The collapse of the Empire, the ruling government for the galaxy, has brought about turmoil. Thirty years have passed since the events of “Star Wars: Return of the Jedi.”
The new film gives fans a chance to find out what happened to the original characters after those movies, as many of the original cast, Harrison Ford, Mark Hamill, Carrie Fisher and others, are billed in the new movie. The movie rights were acquired by Disney in 2012, and “The Force Awakens” sees a new director, J.J. Abrams, take the helm.
Not much of the plot has been revealed about the movie, and that’s the way Hildreth and Pearce say they like it.
“I’ve read one article about it but otherwise am trying to stay away from anything posted on it,” Hildreth said.
Theories abound about the potential plot and details of the movie, but most are keeping it quiet at least until the release.
“I think one possible outcome is that Han Solo (a roguish protagonist from the series played by Harrison Ford) might die,” said Pearce, mentioning that Ford’s dislike for his smuggler character was known around the Star Wars fans.

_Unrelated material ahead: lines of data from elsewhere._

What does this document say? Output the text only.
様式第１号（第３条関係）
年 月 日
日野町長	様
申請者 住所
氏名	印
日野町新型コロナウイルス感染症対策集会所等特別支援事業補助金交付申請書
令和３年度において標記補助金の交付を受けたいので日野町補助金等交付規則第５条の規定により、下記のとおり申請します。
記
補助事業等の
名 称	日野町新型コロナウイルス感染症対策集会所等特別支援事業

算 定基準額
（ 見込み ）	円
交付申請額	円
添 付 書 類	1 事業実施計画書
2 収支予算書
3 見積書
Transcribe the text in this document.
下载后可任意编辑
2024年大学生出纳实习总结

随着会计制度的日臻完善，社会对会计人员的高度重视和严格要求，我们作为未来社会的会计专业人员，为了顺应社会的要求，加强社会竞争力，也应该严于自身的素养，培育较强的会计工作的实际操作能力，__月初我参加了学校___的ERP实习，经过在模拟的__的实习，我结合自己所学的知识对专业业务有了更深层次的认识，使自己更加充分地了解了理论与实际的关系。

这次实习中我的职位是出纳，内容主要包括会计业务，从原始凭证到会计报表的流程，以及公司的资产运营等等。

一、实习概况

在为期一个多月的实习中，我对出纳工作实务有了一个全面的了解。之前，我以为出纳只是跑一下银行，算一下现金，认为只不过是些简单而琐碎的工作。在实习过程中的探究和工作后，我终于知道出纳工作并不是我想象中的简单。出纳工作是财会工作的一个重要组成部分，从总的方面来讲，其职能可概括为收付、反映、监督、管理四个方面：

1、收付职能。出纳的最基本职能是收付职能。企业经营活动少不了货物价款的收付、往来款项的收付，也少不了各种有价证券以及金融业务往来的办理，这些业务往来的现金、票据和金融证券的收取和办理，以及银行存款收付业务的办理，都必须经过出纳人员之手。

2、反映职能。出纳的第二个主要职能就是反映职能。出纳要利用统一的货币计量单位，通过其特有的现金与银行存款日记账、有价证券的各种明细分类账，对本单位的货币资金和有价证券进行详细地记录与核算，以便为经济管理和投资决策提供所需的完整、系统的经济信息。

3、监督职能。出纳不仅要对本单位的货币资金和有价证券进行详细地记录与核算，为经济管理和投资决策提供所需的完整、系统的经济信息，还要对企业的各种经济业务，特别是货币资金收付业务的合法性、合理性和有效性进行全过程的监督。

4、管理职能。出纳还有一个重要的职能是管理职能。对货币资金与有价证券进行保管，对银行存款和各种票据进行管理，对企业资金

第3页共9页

“My favorite character is Han, so I hope that’s not true,” Pearce said.
Hildreth plans to see the movie opening night, Thursday, at Regal Seymour Stadium 8 in Seymour, while Pearce wants the IMAX experience and is headed to Indianapolis on Friday to see it.
Hildreth plans on taking his son along with him to the movie.
“I think it’s fun that I get to see it with him,” he said. “I’m glad that we’ll have something to share. (Star Wars) is kind of a timeless story and characters that we get to share with the next generation.”